Initially, you go, there is no way I’m sitting down in the mud and sticks and bugs and letting them crawl up my…well, you get the picture. You actually don’t get the picture, because they blur out the actual naked parts, accept butts, you see a lot of butts in Naked and Afraid. I’m not completely sure why or who decided butts were fine to look at on normal cable TV but no pencils or vajayjays, but I guess we have to have limits.
Naked and Afraid is a HR dream TV show!
HR and organizations constantly put people together and force them to interact. Naked and Afraid is almost the same thing, accept we make our people wear clothes per your dress code policy. What you find in Naked and Afraid is usually very sexiest to begin with. The guys want to take on this role of protecting the female (and they over act like seeing this woman naked is having no impact on them, I’m sure their blooper real is awesome!). The females they get are usually bad-ass outdoorsy types, so they can usually take care of themselves. After about ten days of hardly any food and water, usually one of the parties breaks down mentally.
This is the point my wife likes to point out, that it’s usually the man who loses it mentally.
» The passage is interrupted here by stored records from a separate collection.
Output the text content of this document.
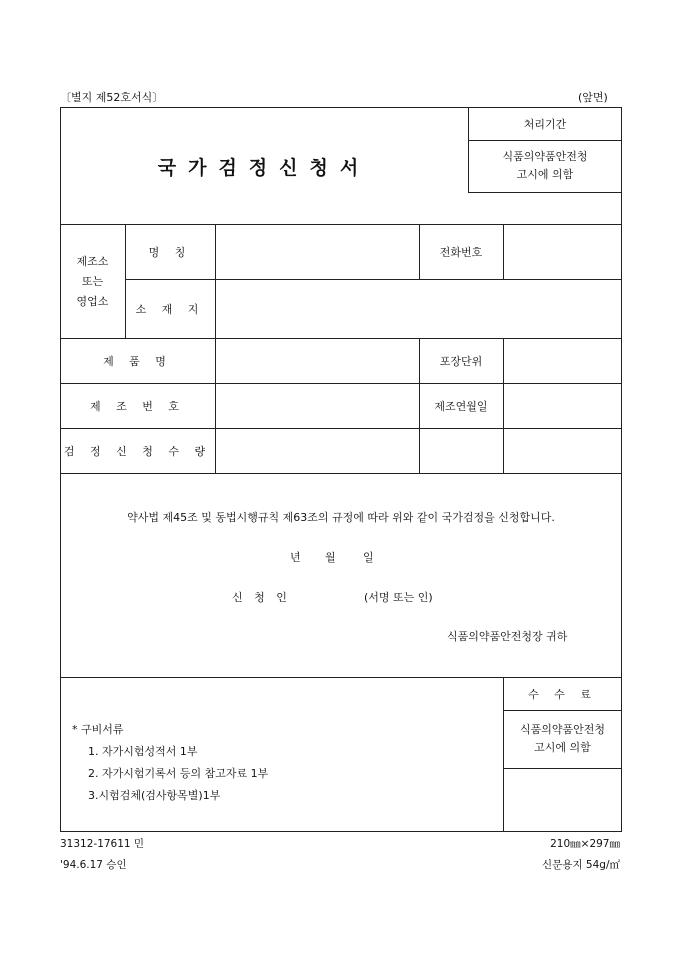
〔별지 제52호서식〕	(앞면)
국가검정신청서
처리기간
식품의약품안전청
고시에 의함
제조소
또는
영업소
명 칭	전화번호
소 재 지
제 품 명	포장단위
제 조 번 호	제조연월일
검 정 신 청 수 량
약사법 제45조 및 동법시행규칙 제63조의 규정에 따라 위와 같이 국가검정을 신청합니다.
년 월 일
신 청 인	(서명 또는 인)
식품의약품안전청장 귀하
* 구비서류
1. 자가시험성적서 1부
2. 자가시험기록서 등의 참고자료 1부
3.시험검체(검사항목별)1부
수 수 료
식품의약품안전청
고시에 의함
31312-17611 민
'94.6.17 승인
210㎜×297㎜
신문용지 54g/㎡
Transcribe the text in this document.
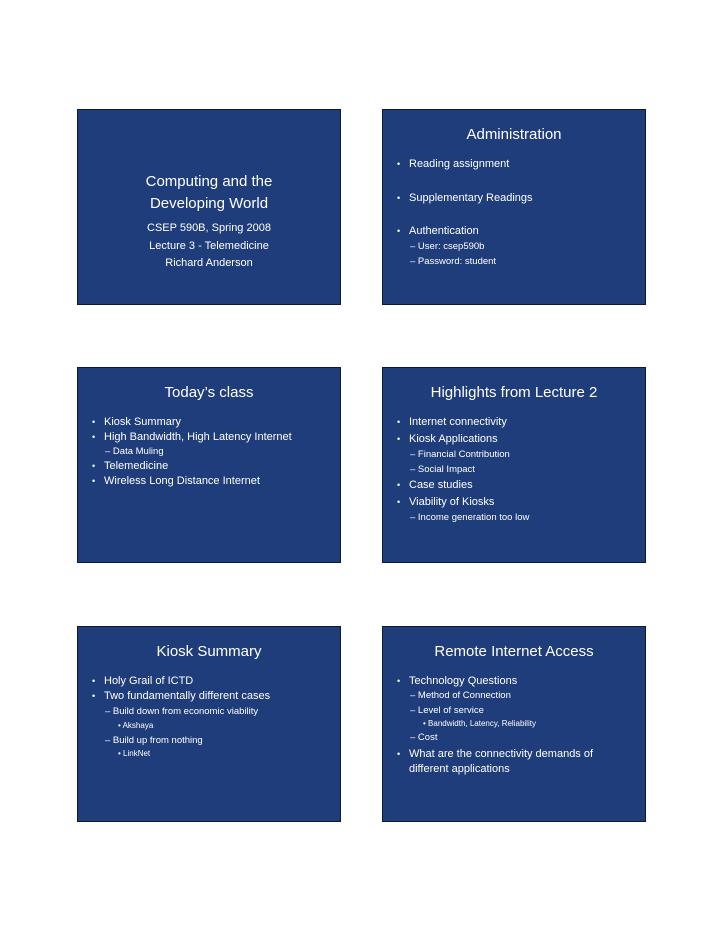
Computing and the
Developing World
CSEP 590B, Spring 2008
Lecture 3 - Telemedicine
Richard Anderson
Administration
• Reading assignment
• Supplementary Readings
• Authentication
– User: csep590b
– Password: student
Today’s class
• Kiosk Summary
• High Bandwidth, High Latency Internet
– Data Muling
• Telemedicine
• Wireless Long Distance Internet
Highlights from Lecture 2
• Internet connectivity
• Kiosk Applications
– Financial Contribution
– Social Impact
• Case studies
• Viability of Kiosks
– Income generation too low
Kiosk Summary
• Holy Grail of ICTD
• Two fundamentally different cases
– Build down from economic viability
• Akshaya
– Build up from nothing
• LinkNet
Remote Internet Access
• Technology Questions
– Method of Connection
– Level of service
• Bandwidth, Latency, Reliability
– Cost
• What are the connectivity demands of
different applications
For what ever reason, under nourished the men tend to break down faster than the females. While the guys do a lot of the heavy lifting of building shelters, rafts, etc. It’s usually the women who can get them right in the head, and get them to finish line before tapping out and giving up. Like I said, HR folks will love this show!
What this shows does is strip away everything between male and female and put them a completely level playing field. They aren’t in competition, in fact, those that do best usually show the best team work, and really dig into each strengths to make it through the 21 days. Just one man and one woman with only their skills to get them to survive. I wonder how much better our own organizations would be if we could strip away all the B.S. we deal with and let people stand on their own merits!?
Naked and afraid shows you that each person, male and female, has their own strengths needed to survive. While one might possess enough of all these strengths to do it on their own, usually they don’t. Our organizations have gender issues. These issues are rooted in hundred’s of years of male domination, and the ingrained belief strong leaders are primarily male. This show demonstrates this is truly false when all things are equal.
Having a bias is the new black. Like saying you know you have biases somehow exalts you of this weakness. It doesn’t. In HR we allow our leadership to have a gender bias, and we help perpetuate it by not forcing change. Naked and Afraid points this bias out in a not so subtle way and you get to see butts!